Ano VII

OS AMANTES PASSAGEIROS

sexta-feira ago 30, 2013

OS AMANTES PASSAGEIROS (Los Amantes Pasajeros, 2013), de Pedro Almodóvar

O retorno de Pedro Almodóvar ao escracho do início de sua carreira permitiu ao cineasta espanhol trabalhar com temas de forma mais amena, ainda que não menos contundente. A péssima recepção por parte de considerável número de críticos corresponde à dificuldade em aceitar uma comédia chula como um produto de qualidade, ainda mais vindo de quem veio. O mesmo acontece com aqueles que confessam uma aversão a filmes de temática fantasiosa – em especial, o cinema de horror – e de exploração pura e simples, como os eróticos.

Criticar o filme novo de Almodóvar por trazer piadas de conteúdo forte ou seu roteiro por dar vazão ao escracho e a anarquia, parece ser mais uma escapatória para quem não gosta de risadas, pois acredita que isso atrapalha o entendimento pleno das qualidades de uma obra. E se um filme faz piadas com ejaculação ou drogas escondidas no ânus, ele não pode ser bom. Almodóvar comete grande ofensa aos olhos dos críticos emburrados. É um diretor consagrado sem nada mais a conquistar. E depois de brincar com o melodrama escancarado (e que o elevou às alturas) vai mexer com outros gêneros, o que resultou no excelente híbrido de drama, horror e suspense A Pele que Habito (2011), que já havia causado rupturas entre os seguidores. Oferecer piadas agora seria um retrocesso, seria mexer no vespeiro.

De cineasta veterano e de renome, se espera dignidade. Almodóvar tem a ousadia de seguir a trilha de Otto Preminger que deixou meio mundo atônito com Skidoo se Faz a Dois, de 1968 (Groucho Marx fumando maconha e Jackie Gleason viajando com ácido). Ou Billy Wilder em seu último filme, Amigos, Amigos, Negócios à Parte (1981), remake de uma comédia de Francis Veber, e que continha piadas com pintos e disfunção sexual. Recentemente nos EUA, o favorito indie David Gordon Green perdeu boa parte de seu séquito de admiradores após abandonar provisoriamente os dramas densos para criar uma série de filmes com que caíam de cabeça no humor adolescente e com citações dos anos 1980, com resultados que variaram do bom – Segurando as Pontas (2008) ao irregular – Sua Alteza? (2011).  Sem sucesso de público e crítica, Gordon Green está agora de volta aos filmes mais densos. A verdade é que o riso parece que continua uma prática proibida em certos círculos.

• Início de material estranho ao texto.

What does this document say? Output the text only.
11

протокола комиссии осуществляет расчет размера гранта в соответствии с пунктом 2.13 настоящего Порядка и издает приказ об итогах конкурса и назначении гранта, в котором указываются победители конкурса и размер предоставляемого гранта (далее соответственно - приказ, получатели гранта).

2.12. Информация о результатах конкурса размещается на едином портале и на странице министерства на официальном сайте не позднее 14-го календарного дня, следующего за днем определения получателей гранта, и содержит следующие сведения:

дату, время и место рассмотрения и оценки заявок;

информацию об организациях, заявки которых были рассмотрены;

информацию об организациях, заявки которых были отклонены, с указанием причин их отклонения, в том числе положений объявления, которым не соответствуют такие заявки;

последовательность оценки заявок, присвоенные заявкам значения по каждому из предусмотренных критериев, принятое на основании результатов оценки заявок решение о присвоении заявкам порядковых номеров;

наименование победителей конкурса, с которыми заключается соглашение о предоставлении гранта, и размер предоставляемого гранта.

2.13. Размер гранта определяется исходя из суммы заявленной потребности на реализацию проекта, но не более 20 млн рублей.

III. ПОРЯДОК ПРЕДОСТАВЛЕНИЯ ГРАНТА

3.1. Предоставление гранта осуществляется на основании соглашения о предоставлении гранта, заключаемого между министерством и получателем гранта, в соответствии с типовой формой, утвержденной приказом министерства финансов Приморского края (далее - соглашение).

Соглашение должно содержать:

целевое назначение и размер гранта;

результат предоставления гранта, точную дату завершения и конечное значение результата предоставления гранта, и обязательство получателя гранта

Alguns defenderam o filme de Almodóvar em cima da comparação política que este faz da Espanha com um avião fadado ao desastre, comandado por uma tripulação incompetente e assistido por uma elite perdido em seus próprios problemas enquanto as classes baixas dormem. Ao retomar a veia anárquica dos tempos de Pepi, Luci, Bom e Outras Garotas de Montão (1980) e Mulheres à Beira de um Ataque de Nervos (1988), Almodóvar também volta com um humor afiado e que, ao invés de criticar o puritanismo e a hipocrisia da sociedade espanhola como havia feito nos anos 1980, prefere criar uma declaração aberta ao sexo livre. Na viagem de avião de Almodóvar pode tudo, inclusive ser católico, homossexual e usar drogas. Os comissários de bordo do voo da alegria agradecem.